Why AI is Increasing Workload Instead of Reducing It
Beyond the Hype: How generative AI is reshaping our work habits into a high-speed trap
The promises made by major AI companies sound like a much-needed relief for your stressful daily work routine. However, a recent study in the Harvard Business Review paints a very different picture. Over the course of eight months, researchers at a U.S. technology company investigated how generative AI changes work habits.
The result: Instead of gaining time for strategic tasks, the use of AI led to a measurable intensification of work. Employees worked at a higher pace, expanded their scopes of responsibility, and extended their working hours—often without any explicit instructions from management.
Why the sudden surge in work?
According to the study, employees tend to use AI support to "leapfrog" skill gaps and take on tasks that actually lie outside their professional profile. For example, product designers or researchers began to code because these tools make entering foreign fields extremely easy.
However, this increase in autonomy leads to a creeping rise in workload. Simultaneously, it burdens specialist departments; for instance, experienced developers had to invest significantly more time in reviewing and correcting the AI-assisted drafts of their non-expert colleagues.
The Consequences: Vanishing Boundaries
Another aspect of the study concerns the blurring of work-life boundaries.
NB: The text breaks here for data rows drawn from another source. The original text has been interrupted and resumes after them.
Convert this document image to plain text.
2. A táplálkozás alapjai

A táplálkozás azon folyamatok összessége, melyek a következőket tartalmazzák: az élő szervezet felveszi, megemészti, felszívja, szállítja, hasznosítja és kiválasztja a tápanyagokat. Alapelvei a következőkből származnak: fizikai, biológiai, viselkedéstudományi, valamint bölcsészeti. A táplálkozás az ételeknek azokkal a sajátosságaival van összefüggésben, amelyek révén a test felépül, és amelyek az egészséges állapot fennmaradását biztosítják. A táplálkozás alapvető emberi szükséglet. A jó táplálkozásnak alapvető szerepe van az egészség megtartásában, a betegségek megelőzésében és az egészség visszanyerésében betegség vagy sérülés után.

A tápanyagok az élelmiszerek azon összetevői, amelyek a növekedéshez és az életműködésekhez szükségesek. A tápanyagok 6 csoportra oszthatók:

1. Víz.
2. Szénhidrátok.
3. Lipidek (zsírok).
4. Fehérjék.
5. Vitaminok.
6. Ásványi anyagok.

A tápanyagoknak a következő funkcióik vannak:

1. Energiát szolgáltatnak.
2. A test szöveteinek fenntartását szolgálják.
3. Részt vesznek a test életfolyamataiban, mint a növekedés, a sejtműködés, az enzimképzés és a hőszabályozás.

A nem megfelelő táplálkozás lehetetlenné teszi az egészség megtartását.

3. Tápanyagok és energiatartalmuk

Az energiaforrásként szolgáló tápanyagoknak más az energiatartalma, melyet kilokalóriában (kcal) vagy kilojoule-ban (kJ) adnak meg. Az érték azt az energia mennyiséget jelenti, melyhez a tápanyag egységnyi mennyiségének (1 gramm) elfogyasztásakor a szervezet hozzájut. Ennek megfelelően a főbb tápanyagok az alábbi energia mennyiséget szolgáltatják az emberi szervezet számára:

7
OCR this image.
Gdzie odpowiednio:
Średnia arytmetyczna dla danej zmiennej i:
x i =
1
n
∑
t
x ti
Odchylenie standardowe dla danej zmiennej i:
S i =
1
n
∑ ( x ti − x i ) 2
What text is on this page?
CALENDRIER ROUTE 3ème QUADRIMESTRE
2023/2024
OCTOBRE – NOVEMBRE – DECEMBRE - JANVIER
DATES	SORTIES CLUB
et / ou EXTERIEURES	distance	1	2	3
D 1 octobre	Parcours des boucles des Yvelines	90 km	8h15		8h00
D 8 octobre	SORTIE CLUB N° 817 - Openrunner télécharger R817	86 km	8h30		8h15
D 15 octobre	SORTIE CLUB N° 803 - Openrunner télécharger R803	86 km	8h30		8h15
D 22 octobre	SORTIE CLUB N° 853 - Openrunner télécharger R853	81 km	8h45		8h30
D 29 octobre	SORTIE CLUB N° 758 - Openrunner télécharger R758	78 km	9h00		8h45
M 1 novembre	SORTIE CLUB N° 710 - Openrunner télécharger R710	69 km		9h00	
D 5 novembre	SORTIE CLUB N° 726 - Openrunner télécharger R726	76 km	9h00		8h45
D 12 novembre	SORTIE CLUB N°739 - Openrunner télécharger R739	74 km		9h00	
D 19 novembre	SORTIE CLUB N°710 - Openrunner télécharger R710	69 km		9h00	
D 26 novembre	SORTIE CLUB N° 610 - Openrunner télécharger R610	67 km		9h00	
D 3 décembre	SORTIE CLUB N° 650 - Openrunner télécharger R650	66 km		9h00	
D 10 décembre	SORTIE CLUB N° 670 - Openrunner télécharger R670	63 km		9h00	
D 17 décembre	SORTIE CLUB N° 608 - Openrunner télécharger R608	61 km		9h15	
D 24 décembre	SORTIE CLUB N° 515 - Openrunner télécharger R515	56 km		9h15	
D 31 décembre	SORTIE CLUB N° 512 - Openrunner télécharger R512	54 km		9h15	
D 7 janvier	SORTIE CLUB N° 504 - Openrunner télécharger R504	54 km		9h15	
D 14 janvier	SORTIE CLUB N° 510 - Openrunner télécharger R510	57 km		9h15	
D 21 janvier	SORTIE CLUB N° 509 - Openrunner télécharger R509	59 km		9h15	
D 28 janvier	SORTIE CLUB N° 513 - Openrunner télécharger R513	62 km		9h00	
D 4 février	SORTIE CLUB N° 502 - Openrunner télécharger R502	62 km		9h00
Because "prompting" has a very low barrier to entry, participants increasingly used former break times for brief work impulses.
- Whether during lunch or right before heading home, the AI was often fed "one last quick draft."
- Researchers warn that natural recovery phases throughout the day are disappearing.
- Because interacting with AI often feels like an informal chat, the additional strain is often only perceived as exhaustion after the fact.
Programmed Exhaustion
The study identifies a new work rhythm where users manage multiple processes in parallel. While the AI generates content in the background, employees are already pivoting to the next project. This state of permanent multitasking significantly increases cognitive load.
Although the feeling of productivity and momentum rises, the constant fragmentation of attention leads to higher stress levels. The time gained through automation is not "saved"—it is immediately consumed by the management of additional, parallel task streams.
The Speed Trap
Within the teams studied, a dynamic developed where increased speed became the new norm. When results are delivered faster via AI, expectations for response times across the entire team rise. This effect reinforces a dependency on the tools and leads into a cycle of ever-higher pacing and growing pressure for output.
Recommendations for a Sustainable AI Strategy
To counter this creeping overload, the study’s authors advocate for the introduction of established norms—a so-called "AI Practice." This includes:
- Conscious Breaks: Pausing the workflow to critically question the quality of results.
- Task Sequencing: Avoiding the fragmentation of attention by focusing on one stream at a time.
- Protecting Human Interaction: Counteracting the isolation of working solely with AI.
Only by actively shaping these framework conditions can we prevent technology from dominating work culture in an uncontrolled manner.